# Sentiment Analysis

We will now see how to classify documents based on their sentiment.

## IMDb movie review dataset

The dataset consists of 50,000 polar movie reviews labeled as positive or negative. Now we will load the dataset as a **DataFrame**

In [3]:
import pyprind
import pandas as pd
import os

basepath = "/home/alanmarazzi/Scaricati/aclImdb"

# Create progress bar for data loading
pbar = pyprind.ProgBar(50000)
labels = {'pos': 1, 'neg': 0}
df = pd.DataFrame()

for s in ('test', 'train'):
    for l in ('pos', 'neg'):
        path = os.path.join(basepath, s, l)
        for file in os.listdir(path):
            with open(os.path.join(path, file), 'r', encoding='utf-8') as infile:
                txt = infile.read()
            df = df.append([[txt, labels[l]]], ignore_index=True)
            pbar.update()

df.columns = ['review', 'sentiment']

0%                          100%
[##############################] | ETA: 00:01:21 | ETA: 00:01:19 | ETA: 00:01:18 | ETA: 00:01:17 | ETA: 00:01:18 | ETA: 00:01:17 | ETA: 00:01:16 | ETA: 00:01:14 | ETA: 00:01:12 | ETA: 00:01:10 | ETA: 00:01:08 | ETA: 00:01:06 | ETA: 00:01:05 | ETA: 00:01:05 | ETA: 00:01:02 | ETA: 00:01:01 | ETA: 00:00:58 | ETA: 00:00:54 | ETA: 00:00:49 | ETA: 00:00:45 | ETA: 00:00:40 | ETA: 00:00:36 | ETA: 00:00:31 | ETA: 00:00:27 | ETA: 00:00:22 | ETA: 00:00:18 | ETA: 00:00:13 | ETA: 00:00:09 | ETA: 00:00:04 | ETA: 00:00:00 | ETA: 00:00:00
Total time elapsed: 00:02:20


After loading the dataset we have to clean it, in fact class labels are sorted and we don't want this since we have to split the set in training and test.

In [1]:
import numpy as np
np.random.seed(0)
df = df.reindex(np.random.permutation(df.index))
df.to_csv('./movie_data.csv', index=False)

NameError: name 'df' is not defined

After shuffling we saved the dataset as csv, so it's going to be easier to work with it.

In [1]:
import pandas as pd

df = pd.read_csv('./movie_data.csv')
df.head(3)

Unnamed: 0,review,sentiment
0,<br /><br />There is something about seeing a ...,1
1,I fail to understand why anyone would allow a ...,0
2,Disney has yet to meet a movie it couldn't mak...,0


## Bag-of-words model

With **bag-of-words** we can represent text as numerical feature vectors, we can do this by creating a vocabulary of unique **tokens** from the entire set of documents and we construct a feature vector from each document that contains the counts of how often each word appears in that document.

### Transforming words into feature vectors

To build a bag-of-words model based on the word counts in the respective documents, we can use the [**CountVectorizer**](http://scikit-learn.org/stable/modules/generated/sklearn.feature_extraction.text.CountVectorizer.html) class in scikit-learn.
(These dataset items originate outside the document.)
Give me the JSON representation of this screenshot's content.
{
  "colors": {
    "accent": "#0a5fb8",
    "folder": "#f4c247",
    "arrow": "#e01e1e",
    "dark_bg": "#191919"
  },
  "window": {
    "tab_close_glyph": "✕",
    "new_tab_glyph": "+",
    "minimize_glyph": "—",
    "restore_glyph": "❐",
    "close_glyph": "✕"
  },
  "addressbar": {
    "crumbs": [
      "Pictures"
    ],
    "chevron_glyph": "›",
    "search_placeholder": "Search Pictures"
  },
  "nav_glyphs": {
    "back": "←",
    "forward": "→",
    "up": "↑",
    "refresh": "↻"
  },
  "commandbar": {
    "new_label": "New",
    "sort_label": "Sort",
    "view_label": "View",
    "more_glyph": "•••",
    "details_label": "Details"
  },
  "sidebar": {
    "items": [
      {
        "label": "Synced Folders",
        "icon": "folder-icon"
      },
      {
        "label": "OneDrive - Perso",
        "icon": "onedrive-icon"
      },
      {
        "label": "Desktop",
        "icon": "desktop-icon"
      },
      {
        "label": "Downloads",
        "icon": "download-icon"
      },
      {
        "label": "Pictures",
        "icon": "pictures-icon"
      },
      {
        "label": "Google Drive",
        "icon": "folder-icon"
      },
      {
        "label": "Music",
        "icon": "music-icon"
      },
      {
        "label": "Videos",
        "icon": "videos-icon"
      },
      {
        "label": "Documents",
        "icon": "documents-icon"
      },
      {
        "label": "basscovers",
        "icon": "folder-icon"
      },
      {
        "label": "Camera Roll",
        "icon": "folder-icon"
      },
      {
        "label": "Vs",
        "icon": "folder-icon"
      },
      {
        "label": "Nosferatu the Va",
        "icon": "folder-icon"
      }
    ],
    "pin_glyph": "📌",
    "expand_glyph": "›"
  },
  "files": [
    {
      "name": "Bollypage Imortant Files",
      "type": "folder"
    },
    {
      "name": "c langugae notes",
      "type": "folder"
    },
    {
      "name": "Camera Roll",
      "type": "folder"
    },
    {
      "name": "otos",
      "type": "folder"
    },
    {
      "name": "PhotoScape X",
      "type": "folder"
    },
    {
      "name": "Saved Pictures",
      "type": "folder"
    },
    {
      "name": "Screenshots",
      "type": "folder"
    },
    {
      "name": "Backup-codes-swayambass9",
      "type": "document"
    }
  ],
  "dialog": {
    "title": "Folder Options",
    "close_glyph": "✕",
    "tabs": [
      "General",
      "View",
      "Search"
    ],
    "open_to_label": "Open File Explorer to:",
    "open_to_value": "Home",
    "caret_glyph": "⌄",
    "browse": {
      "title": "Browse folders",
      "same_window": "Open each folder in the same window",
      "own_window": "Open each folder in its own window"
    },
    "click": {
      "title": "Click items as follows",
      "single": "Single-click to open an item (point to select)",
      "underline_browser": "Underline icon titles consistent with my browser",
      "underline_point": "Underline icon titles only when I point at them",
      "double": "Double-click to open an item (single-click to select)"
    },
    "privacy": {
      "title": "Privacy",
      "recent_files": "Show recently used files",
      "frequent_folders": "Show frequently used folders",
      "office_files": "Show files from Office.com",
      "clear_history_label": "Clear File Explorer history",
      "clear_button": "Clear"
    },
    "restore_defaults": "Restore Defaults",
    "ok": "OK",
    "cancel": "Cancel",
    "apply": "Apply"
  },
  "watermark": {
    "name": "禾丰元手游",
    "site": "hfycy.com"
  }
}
This class takes an array of text data and constructs the model for us

In [2]:
import numpy as np
from sklearn.feature_extraction.text import CountVectorizer

count = CountVectorizer()
docs = np.array([
    'The sun is shining',
    'The weather is sweet',
    'The sun is shining and the weather is sweet'
])
bag = count.fit_transform(docs)

And with just this we constructed the **vocabulary** and the **sparse feature vectors**. Now we can print the vocabulary to understand what we are talking about

In [4]:
print(count.vocabulary_)

{'the': 5, 'sun': 3, 'is': 1, 'shining': 2, 'weather': 6, 'sweet': 4, 'and': 0}


We get the index of every word in all documents in a dictionary. Next let's print the feature vectors we just created

In [7]:
print(bag.toarray())

[[0 1 1 1 0 1 0]
 [0 1 0 0 1 1 1]
 [1 2 1 1 1 2 1]]


The above array shows the count of words for each document and are **raw term frequencies**.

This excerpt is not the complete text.